Politically, the League of the South defies normal definitions of Left and Right, being further right than Edmund Burke and further left than Karl Marx. Despite this paradox, it may be best characterized as Southern traditionalist, advocating both for greater political and cultural autonomy for the South against the dual onslaught of centralized government and global capitalism. The League proposes to build a new society on a foundation of government centered in communities, accountable to the people, and with an economy of self-sufficient farms and small businesses.

Read the rest of the entry and you will discover it continues in the same vein. An uninformed reader might think that the LOS is a group seeking a bucolic, agrarian future. There are only hints that the LOS seeks to divorce the South from the rest of America so that a white, Christian theocracy can be established. In that new nation women, nonwhites, and non-Christians would be deprived of civil and political rights. Considering that the League is one of the largest hate groups in the country, one would expect a more objective description. Instead, Wikipedia readers are treated to an entry written by Michael Hill, the president of the League of the South.

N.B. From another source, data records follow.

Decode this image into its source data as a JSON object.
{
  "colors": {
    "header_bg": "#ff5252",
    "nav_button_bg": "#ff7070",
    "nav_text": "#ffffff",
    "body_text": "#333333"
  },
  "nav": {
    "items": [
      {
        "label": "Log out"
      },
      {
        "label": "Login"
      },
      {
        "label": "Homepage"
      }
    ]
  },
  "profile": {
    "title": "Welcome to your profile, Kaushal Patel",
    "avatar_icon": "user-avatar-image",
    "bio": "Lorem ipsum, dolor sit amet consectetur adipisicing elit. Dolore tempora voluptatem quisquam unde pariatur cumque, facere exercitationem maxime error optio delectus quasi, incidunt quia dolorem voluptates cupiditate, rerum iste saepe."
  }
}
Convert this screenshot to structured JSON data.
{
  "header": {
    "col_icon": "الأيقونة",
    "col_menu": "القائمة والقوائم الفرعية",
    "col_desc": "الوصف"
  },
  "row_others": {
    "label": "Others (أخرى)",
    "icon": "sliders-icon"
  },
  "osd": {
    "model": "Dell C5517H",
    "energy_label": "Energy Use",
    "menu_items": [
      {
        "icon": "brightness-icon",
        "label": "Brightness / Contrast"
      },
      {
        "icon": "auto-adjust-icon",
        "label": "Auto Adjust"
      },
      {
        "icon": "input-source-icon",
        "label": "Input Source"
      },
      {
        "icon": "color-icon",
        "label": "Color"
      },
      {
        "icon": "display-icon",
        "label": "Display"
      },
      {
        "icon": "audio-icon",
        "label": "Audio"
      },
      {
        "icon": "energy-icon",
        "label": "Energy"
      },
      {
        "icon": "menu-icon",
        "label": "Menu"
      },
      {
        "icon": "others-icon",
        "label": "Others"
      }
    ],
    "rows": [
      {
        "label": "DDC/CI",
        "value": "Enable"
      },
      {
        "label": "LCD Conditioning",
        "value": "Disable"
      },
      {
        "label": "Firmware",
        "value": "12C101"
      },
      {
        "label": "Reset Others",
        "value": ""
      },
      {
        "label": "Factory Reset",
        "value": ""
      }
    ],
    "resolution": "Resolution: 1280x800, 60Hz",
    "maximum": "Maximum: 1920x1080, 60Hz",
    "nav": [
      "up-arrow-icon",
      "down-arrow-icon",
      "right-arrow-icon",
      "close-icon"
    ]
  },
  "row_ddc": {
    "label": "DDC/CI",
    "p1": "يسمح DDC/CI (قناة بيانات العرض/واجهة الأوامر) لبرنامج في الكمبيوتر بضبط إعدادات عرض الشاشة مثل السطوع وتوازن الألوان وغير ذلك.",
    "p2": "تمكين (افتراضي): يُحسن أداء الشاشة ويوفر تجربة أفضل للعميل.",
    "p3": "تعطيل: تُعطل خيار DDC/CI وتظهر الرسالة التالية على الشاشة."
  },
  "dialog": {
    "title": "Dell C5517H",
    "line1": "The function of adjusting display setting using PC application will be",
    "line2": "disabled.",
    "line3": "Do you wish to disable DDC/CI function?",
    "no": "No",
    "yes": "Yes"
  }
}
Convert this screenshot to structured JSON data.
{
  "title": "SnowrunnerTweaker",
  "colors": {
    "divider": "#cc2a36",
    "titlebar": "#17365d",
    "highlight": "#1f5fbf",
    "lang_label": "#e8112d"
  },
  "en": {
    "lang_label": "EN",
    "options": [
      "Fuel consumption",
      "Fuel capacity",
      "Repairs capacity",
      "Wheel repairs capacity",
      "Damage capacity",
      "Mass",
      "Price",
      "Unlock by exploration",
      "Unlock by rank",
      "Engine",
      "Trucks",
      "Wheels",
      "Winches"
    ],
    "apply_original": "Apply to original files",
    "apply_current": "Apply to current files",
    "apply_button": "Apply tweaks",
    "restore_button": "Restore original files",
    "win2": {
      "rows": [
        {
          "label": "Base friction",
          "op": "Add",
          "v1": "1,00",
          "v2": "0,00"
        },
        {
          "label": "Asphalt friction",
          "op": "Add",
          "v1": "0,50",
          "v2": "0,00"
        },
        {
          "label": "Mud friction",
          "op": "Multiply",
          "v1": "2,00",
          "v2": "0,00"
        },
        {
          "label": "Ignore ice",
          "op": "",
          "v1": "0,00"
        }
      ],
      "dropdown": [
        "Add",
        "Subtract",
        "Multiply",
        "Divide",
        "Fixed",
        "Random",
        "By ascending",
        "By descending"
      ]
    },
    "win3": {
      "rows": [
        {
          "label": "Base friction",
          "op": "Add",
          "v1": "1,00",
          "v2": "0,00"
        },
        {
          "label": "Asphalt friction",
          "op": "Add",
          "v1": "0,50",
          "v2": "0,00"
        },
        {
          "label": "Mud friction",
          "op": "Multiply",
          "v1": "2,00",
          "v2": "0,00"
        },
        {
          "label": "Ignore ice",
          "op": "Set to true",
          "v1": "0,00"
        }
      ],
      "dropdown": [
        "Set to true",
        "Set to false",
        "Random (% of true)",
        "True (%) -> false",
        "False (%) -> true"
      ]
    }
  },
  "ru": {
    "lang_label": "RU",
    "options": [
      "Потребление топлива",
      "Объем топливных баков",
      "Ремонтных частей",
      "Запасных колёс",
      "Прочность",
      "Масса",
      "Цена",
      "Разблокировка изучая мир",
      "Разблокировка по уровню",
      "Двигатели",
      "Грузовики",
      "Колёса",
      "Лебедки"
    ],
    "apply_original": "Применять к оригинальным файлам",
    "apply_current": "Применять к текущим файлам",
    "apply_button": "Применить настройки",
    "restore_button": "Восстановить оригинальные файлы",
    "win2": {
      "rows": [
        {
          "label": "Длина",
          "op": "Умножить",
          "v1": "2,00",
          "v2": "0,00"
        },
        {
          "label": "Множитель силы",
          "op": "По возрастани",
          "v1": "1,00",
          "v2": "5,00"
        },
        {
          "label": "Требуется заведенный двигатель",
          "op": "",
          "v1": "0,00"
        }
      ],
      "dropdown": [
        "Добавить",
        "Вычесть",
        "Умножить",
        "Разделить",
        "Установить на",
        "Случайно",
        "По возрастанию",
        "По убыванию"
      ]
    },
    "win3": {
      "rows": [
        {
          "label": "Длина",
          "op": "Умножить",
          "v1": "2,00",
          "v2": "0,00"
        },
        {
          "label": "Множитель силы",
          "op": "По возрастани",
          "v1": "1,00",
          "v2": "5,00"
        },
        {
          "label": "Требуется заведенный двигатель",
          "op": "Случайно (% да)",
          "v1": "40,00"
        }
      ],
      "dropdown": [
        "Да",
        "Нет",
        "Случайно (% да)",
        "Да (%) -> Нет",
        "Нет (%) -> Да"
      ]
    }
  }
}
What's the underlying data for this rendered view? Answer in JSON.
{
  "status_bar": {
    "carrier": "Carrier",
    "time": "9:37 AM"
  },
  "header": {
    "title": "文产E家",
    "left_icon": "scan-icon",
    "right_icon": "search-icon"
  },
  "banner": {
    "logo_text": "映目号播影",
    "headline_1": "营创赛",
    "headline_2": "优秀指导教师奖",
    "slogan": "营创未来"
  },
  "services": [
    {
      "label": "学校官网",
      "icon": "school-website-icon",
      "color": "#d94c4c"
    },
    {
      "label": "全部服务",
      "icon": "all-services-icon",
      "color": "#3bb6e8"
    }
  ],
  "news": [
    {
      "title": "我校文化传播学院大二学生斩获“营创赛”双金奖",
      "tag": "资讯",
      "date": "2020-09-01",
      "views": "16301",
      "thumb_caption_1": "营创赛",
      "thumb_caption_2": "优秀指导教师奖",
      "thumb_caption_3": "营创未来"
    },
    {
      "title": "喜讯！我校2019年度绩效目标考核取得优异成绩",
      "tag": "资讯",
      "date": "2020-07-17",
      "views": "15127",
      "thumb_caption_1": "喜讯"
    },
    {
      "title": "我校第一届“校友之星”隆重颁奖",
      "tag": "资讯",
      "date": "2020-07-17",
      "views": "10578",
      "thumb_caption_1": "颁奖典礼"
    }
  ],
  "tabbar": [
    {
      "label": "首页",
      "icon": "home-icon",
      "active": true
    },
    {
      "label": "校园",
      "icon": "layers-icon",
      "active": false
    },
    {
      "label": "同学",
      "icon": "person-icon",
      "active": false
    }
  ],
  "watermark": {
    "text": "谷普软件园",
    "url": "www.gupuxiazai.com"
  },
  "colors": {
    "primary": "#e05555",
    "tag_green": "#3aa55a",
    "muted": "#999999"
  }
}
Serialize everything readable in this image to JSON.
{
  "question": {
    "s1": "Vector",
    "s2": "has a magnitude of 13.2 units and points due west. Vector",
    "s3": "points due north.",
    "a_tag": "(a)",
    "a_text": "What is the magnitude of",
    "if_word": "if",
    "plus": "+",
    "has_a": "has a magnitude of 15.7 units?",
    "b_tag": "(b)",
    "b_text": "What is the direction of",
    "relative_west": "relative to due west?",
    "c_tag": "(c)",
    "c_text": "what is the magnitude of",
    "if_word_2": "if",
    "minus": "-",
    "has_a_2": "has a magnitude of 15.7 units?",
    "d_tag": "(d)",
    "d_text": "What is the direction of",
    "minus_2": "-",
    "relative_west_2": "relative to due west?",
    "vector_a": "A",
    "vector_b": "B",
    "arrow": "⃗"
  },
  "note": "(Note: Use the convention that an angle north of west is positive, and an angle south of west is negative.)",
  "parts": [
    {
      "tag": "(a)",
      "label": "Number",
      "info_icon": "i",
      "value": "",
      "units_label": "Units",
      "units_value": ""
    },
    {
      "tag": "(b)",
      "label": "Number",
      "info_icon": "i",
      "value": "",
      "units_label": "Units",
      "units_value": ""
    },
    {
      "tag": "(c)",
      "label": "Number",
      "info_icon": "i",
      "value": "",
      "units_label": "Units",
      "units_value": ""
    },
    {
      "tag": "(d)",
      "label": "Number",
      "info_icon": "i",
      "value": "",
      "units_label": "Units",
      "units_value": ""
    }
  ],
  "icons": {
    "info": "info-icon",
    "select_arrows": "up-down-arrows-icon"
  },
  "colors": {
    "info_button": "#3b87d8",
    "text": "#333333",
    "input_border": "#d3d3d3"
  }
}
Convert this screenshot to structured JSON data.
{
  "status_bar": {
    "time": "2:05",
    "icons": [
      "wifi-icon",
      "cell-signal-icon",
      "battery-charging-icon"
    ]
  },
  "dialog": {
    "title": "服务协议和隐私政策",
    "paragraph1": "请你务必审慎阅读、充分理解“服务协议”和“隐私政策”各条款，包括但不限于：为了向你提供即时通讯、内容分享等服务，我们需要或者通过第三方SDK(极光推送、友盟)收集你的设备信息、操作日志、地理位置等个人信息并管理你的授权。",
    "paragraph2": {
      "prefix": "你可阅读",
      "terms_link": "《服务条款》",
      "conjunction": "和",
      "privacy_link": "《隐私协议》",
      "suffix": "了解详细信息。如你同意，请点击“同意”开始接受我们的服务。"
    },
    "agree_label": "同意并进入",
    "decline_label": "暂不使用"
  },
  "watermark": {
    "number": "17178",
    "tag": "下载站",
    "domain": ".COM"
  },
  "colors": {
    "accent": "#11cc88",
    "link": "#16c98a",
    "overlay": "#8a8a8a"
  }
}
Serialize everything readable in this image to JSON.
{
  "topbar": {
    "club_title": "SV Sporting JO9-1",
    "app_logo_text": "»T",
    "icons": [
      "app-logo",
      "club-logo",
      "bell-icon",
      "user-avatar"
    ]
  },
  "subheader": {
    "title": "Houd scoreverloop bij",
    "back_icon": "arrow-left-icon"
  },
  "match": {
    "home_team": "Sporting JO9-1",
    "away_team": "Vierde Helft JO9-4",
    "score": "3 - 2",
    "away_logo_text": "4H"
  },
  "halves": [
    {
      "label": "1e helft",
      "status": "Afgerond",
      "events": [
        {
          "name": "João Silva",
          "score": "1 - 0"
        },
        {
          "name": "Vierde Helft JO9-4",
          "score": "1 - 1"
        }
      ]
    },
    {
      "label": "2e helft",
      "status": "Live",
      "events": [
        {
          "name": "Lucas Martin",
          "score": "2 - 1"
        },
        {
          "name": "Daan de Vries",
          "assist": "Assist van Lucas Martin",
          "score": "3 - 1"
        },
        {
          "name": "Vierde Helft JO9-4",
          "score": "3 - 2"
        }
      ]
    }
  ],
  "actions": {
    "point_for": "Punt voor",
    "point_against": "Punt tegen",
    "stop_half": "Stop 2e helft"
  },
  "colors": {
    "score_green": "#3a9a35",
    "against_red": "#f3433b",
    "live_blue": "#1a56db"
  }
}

Wikipedia can be considered an acceptable source for basic information. I would trust it to tell me the difference between Fahrenheit and centigrade or to explain the metric system. But, a reader would be foolish to take a source with no safeguards to prevent bias seriously in regard to complex topics. Nor is the quality of much of the writing at Wikipedia equal to even the eigth-grade education standard of most newspapers. Reasonably priced encyclopedia software is available for both Windows and Macintosh computers. Encyclopedias also offer some access online, as do most mainstream newspapers and magazines. If you care about the accuracy of the information you disseminate, those fact-checked, usually reliable sources should be first among non-equals.

Reasonably related

This entry is not an endorsement of Pajamas Media. I believe it is intended to be another source for disseminating Right Wing opinion on the Internet.